La pequeña potranca había retrocedido ante el estrépito de la carcajada y el olor de la leña quemada. Ayla cogió una correa, se acercó de nuevo al caballito con gran cuidado y se la colocó alrededor del cuello antes de llevárselo hasta la playa. «¿Y cómo voy a alimentarte?», pensó, mientras la potranca trataba de volver a chuparle dos dedos. «Y no es que me falte trabajo ahora».

Trató de darle algo de hierba, pero la yegüita no parecía saber qué hacer con ella. Entonces se fijó en su tazón de cocinar con el grano cocido y frío en el fondo. Recordó que los bebés pueden comer los mismos alimentos que sus madres, pero tienen que ser más suaves. Agregó agua al tazón, aplastó el grano hasta lograr un fino puré y se lo llevó a la potranca, que se limitó a resoplar y retrocedió cuando la mujer se lo acercó al hocico; pero le lamió la cara y pareció agradarle el sabor; tenía hambre y volvió a buscar los dedos de Ayla.

La joven reflexionó un momento; entonces, mientras la potranca seguía lamiendo, metió la mano en el tazón; el animalito chupó algo de las gachas y retiró la cabeza, pero al cabo de unos cuantos intentos más, pareció comprender. Cuando terminó de comer, Ayla subió a la cueva, bajó más grano y lo puso a cocer para después.

«Creo que tendré que recoger más grano del que pensaba. Pero tal vez disponga de tiempo suficiente… si consigo secar todo esto». Se detuvo un instante y pensó en lo raro que le parecería al Clan que después de matar un caballo para comer, se pusiera a buscar alimentos para su cría. «Aquí puedo ser todo lo rara que quiera», se dijo, mientras cortaba un trozo de carne y lo ponía a cocer. Después se fijó en la tarea que aún le quedaba por hacer.

Todavía estaba cortando tiras delgadas de carne cuando se elevó la luna llena y las estrellas volvieron a centellear. Un cerco de fuego rodeaba la playa, y Ayla se sintió agradecida por el alto montón de madera del río que tenía cerca. Dentro del círculo había tendido unas hileras de carne para que se secaran. Una piel parda de lince estaba enrollada junto a otro rollo más pequeño de áspera piel oscura de glotón, en espera ambas de que las raspara y curtiera. La piel gris recién lavada de la yegua estaba tendida sobre unas piedras, secándose junto al estómago del animal, limpio y lleno de agua para mantenerlo suave. También había tiras de tendones secándose para hacer fibras; intestinos lavados; un montón de cascos y huesos, otros trozos de grasa que derretiría y vertería en los intestinos para su conservación. Incluso había conseguido recoger algo de grasa del lince y del glotón —para las lámparas y para impermeabilizar—, pero desechando la carne; no le gustaba el sabor de los carnívoros.

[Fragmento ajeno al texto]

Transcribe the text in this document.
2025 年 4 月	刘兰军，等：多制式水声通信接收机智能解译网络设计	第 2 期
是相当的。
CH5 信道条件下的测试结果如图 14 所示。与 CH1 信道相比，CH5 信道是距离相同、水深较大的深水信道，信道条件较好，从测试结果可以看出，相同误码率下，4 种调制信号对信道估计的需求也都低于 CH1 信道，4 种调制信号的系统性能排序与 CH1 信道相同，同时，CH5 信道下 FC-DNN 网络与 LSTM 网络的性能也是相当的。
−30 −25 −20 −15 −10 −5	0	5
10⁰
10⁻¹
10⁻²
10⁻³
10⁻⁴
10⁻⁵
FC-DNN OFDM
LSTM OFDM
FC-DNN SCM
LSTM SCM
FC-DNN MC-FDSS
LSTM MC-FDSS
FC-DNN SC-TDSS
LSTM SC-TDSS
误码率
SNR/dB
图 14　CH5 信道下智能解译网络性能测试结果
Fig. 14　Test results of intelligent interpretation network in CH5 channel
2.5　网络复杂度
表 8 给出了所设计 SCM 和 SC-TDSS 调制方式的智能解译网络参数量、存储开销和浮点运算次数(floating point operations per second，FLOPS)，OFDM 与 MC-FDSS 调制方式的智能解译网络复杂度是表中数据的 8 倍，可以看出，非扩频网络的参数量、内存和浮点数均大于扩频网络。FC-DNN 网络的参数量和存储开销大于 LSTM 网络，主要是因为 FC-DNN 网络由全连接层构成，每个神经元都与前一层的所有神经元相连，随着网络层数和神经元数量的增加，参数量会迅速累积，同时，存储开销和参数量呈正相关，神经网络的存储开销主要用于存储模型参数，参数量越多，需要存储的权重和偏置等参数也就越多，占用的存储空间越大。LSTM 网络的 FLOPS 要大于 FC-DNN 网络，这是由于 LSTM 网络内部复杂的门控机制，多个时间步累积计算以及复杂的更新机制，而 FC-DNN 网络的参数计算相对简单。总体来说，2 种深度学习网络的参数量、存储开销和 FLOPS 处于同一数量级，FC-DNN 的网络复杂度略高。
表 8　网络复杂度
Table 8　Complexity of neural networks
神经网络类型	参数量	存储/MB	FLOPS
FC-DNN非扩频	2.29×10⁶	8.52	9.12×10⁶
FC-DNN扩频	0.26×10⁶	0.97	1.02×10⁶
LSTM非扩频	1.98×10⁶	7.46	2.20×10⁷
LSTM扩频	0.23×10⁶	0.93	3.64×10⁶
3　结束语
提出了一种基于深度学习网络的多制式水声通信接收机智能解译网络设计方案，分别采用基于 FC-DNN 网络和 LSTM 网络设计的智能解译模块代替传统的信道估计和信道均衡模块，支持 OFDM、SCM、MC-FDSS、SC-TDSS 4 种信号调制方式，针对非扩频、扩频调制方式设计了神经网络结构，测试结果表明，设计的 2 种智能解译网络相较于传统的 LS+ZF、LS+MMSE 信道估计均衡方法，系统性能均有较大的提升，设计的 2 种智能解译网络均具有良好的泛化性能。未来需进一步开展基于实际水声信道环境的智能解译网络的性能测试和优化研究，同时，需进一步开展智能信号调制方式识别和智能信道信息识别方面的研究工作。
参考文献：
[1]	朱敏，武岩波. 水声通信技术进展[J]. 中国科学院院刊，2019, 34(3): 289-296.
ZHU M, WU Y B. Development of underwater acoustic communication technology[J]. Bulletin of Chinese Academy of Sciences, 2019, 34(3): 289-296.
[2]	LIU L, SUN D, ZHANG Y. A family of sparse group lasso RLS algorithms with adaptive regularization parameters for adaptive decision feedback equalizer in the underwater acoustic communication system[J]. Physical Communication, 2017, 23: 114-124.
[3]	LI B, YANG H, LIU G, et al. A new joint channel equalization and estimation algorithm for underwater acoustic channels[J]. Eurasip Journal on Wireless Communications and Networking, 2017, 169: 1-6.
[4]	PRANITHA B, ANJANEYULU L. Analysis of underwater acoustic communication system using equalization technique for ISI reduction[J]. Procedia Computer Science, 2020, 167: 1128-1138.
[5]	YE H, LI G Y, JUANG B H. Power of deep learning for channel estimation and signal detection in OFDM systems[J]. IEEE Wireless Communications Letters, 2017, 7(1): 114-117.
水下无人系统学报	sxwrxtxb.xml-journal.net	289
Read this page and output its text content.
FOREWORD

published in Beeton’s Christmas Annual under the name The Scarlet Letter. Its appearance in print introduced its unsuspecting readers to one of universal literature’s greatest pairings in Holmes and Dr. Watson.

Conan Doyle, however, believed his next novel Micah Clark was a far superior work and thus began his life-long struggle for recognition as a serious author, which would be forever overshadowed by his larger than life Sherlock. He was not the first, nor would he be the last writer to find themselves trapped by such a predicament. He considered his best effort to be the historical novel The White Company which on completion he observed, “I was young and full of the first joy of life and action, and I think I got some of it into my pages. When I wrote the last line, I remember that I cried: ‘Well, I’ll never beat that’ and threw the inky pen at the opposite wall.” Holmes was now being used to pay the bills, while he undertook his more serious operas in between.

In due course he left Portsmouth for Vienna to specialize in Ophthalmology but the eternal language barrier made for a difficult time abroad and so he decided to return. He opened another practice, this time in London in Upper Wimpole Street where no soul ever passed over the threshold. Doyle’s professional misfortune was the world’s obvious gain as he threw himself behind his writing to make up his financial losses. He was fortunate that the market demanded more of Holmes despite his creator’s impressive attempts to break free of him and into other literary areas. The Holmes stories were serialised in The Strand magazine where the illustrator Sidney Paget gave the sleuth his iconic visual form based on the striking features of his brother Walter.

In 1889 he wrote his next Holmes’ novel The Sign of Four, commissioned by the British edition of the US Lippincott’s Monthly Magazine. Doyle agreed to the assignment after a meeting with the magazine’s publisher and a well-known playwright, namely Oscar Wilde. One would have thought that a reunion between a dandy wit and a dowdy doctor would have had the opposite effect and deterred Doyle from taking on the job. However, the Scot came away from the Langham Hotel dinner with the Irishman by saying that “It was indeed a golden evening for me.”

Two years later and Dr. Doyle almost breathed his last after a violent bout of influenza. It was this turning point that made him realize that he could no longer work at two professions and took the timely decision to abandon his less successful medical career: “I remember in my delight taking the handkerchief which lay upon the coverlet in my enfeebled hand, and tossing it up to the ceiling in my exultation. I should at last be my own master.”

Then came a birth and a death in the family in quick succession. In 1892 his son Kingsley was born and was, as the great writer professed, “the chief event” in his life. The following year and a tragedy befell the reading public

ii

Ayla miró los dos últimos trozos de carne, lavados en el río para quitarles el lodo, pero lo pensó mejor: podía esperar. No recordaba haberse sentido nunca tan cansada. Comprobó que sus hogueras ardían bien, amontonó más leña en cada una de ellas y acto seguido extendió su piel de oso y se enroscó en ella.

La potranca no estaba ya atada al arbusto; después de haber recibido alimento por segunda vez, no parecía desear alejarse. Ayla estaba casi dormida cuando la pequeña potranca la olisqueó y se tumbó a su lado. En aquel momento no se le ocurrió a Ayla que las reacciones de la yegüita la despertarían si algún depredador se acercaba demasiado a los fuegos mortecinos, aunque así era. Medio dormida, la joven rodeó con el brazo al cálido animalito, notó cómo le latía el corazón, oyó su respiración y se apretó más contra su cuerpo.